# HLS Seminar Series at Rotary Boat show



## JoeZ (Sep 30, 2007)

This Saturday at 11 a.m. there will be a special Hook, Line & Sinker Seminar Series at the Rotary Boat show at Palafox Pier.

I, me, Joe Z -- yes me -- will be talking about trout, redfish and other inshore fishing techniques and tactics.

If you want to hear some of -- but not all -- the tricks the "pros" have taught me over the past few years, this will be the time. Also, having been boatless for the vast majority of my 31 years on this planet, I'll be covering some of my favorite spots to wade or shore fish. 

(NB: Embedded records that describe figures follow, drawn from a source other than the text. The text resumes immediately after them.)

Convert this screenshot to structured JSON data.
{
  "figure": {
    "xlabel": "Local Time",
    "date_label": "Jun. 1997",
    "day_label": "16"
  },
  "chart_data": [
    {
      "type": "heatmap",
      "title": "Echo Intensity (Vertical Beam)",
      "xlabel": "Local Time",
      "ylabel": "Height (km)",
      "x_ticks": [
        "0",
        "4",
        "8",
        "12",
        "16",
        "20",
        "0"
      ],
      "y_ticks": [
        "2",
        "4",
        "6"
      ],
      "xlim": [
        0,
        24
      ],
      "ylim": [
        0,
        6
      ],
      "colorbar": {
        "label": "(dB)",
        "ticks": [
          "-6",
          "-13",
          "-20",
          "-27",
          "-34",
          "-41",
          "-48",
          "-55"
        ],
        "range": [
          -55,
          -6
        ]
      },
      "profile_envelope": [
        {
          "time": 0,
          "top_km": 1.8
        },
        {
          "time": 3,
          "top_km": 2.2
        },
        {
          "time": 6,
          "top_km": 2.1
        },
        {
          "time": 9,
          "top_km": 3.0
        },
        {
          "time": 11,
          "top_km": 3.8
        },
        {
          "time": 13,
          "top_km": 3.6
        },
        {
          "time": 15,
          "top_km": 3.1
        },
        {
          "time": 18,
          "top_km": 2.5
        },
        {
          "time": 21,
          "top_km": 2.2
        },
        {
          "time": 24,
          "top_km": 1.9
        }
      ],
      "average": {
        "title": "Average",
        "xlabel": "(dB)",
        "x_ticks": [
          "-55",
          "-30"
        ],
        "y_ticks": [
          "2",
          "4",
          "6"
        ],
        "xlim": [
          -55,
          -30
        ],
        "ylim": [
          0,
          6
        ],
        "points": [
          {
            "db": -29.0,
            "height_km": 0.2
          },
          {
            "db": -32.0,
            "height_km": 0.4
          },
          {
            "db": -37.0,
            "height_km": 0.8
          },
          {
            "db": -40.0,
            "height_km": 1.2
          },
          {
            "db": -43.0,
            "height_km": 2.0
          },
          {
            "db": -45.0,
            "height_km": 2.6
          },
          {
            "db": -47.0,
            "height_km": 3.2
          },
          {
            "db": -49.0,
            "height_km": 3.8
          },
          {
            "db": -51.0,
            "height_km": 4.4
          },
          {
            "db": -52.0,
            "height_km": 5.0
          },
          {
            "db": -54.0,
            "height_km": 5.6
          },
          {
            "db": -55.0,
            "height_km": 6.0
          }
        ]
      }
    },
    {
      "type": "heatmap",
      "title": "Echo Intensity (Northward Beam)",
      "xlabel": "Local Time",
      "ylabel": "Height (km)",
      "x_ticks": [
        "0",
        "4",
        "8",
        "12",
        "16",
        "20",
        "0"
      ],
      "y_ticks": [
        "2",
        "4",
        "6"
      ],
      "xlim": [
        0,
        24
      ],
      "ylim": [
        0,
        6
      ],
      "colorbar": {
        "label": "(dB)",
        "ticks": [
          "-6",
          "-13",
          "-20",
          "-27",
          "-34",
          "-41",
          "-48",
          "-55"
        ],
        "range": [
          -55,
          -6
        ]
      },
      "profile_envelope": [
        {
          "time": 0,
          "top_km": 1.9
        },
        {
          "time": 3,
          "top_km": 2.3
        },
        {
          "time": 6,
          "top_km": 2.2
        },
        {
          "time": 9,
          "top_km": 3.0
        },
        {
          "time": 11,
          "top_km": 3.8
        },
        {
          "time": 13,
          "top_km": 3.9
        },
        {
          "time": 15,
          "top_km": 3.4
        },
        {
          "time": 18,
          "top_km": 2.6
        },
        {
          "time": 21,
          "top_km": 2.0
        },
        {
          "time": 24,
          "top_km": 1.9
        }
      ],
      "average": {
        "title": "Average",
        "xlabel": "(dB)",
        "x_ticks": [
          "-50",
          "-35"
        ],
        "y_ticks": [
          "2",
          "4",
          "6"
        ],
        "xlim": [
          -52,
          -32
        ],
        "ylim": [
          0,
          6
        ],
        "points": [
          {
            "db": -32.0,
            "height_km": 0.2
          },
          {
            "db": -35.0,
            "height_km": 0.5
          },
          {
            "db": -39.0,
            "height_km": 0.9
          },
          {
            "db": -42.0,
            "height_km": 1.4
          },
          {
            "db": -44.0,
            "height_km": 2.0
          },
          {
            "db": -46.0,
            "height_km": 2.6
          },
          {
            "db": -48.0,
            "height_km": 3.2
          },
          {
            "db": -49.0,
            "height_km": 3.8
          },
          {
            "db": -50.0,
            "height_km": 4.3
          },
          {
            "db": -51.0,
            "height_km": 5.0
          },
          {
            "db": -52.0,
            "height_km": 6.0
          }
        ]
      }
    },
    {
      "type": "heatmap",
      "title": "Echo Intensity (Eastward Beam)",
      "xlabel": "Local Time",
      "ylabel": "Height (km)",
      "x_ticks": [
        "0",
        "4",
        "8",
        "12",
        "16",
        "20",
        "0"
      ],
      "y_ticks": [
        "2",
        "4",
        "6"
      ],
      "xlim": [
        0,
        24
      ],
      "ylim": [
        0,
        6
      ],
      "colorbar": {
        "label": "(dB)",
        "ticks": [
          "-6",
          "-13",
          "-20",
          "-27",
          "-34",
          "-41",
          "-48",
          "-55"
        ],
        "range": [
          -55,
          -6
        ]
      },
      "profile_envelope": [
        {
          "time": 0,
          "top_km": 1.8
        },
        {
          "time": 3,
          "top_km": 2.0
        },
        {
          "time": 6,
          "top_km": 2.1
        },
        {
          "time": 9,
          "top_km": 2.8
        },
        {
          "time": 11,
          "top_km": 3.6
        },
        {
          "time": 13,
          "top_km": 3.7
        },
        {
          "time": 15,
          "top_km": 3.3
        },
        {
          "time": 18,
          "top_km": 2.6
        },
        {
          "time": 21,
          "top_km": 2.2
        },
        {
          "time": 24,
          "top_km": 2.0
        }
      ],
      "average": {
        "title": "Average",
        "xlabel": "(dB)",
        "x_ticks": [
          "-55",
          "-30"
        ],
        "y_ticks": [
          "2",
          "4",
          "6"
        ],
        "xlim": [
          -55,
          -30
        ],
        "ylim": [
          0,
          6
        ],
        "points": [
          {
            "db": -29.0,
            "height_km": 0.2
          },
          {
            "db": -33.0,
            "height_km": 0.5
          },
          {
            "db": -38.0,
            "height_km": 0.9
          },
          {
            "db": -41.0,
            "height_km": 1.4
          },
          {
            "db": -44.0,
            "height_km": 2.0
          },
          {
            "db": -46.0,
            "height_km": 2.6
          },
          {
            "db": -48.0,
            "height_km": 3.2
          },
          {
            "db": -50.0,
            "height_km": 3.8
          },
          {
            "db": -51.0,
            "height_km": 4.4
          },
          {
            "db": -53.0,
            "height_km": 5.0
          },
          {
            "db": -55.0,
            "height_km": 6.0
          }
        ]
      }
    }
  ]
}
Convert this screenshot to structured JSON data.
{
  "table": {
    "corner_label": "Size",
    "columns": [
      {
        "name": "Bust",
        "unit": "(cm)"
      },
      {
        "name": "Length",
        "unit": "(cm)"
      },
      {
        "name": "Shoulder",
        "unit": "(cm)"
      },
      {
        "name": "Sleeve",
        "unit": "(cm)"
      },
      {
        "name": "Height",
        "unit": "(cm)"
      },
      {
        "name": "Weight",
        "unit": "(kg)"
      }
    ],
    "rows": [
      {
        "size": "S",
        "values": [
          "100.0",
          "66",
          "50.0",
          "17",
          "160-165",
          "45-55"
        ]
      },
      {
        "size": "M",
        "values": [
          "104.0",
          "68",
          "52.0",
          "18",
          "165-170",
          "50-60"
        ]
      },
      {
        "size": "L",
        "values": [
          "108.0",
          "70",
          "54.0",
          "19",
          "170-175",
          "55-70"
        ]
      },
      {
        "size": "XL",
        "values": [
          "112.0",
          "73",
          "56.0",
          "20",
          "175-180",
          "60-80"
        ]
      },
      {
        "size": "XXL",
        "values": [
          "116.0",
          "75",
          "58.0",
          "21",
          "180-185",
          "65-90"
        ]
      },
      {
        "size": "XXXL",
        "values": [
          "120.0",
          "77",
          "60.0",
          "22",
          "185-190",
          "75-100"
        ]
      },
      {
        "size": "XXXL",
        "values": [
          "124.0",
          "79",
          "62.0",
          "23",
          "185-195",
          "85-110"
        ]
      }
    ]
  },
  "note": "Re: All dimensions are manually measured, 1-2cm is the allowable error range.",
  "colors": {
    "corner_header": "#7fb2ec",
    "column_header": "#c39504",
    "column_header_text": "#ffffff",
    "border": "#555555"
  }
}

Hope to see you there -- Realtor, that's Saturday at 11 a.m. in case you missed it.


----------



## Gonnamissher (Oct 1, 2007)

This must be the 5 minute "mini" session.


----------



## JoeZ (Sep 30, 2007)

Wow, thanks!

You really think I've got that much material?


----------



## Chris Phillips (Oct 1, 2007)

Everyone go see Joe! Eric and I have taught him well, hopefully he won't tell you all of our secrets...


----------



## bonita dan (Oct 3, 2007)

But I'll come on by and here your BS Joe.


----------



## JoeZ (Sep 30, 2007)

Awe, thanks Yoda, Obi-won -- you guys are great.

Should be good, I'll stick to the few things I know I know, reds, trout and wade fishing when everyone else has to work real jobs.

I might even bring my secret bass lure out of hiding if any freshwater folks show up. Caught a 5.5 pounder last week, several 2 pounders, two bream and a turtle -- all on one lure, multiple casts though, it's not THAT good.


----------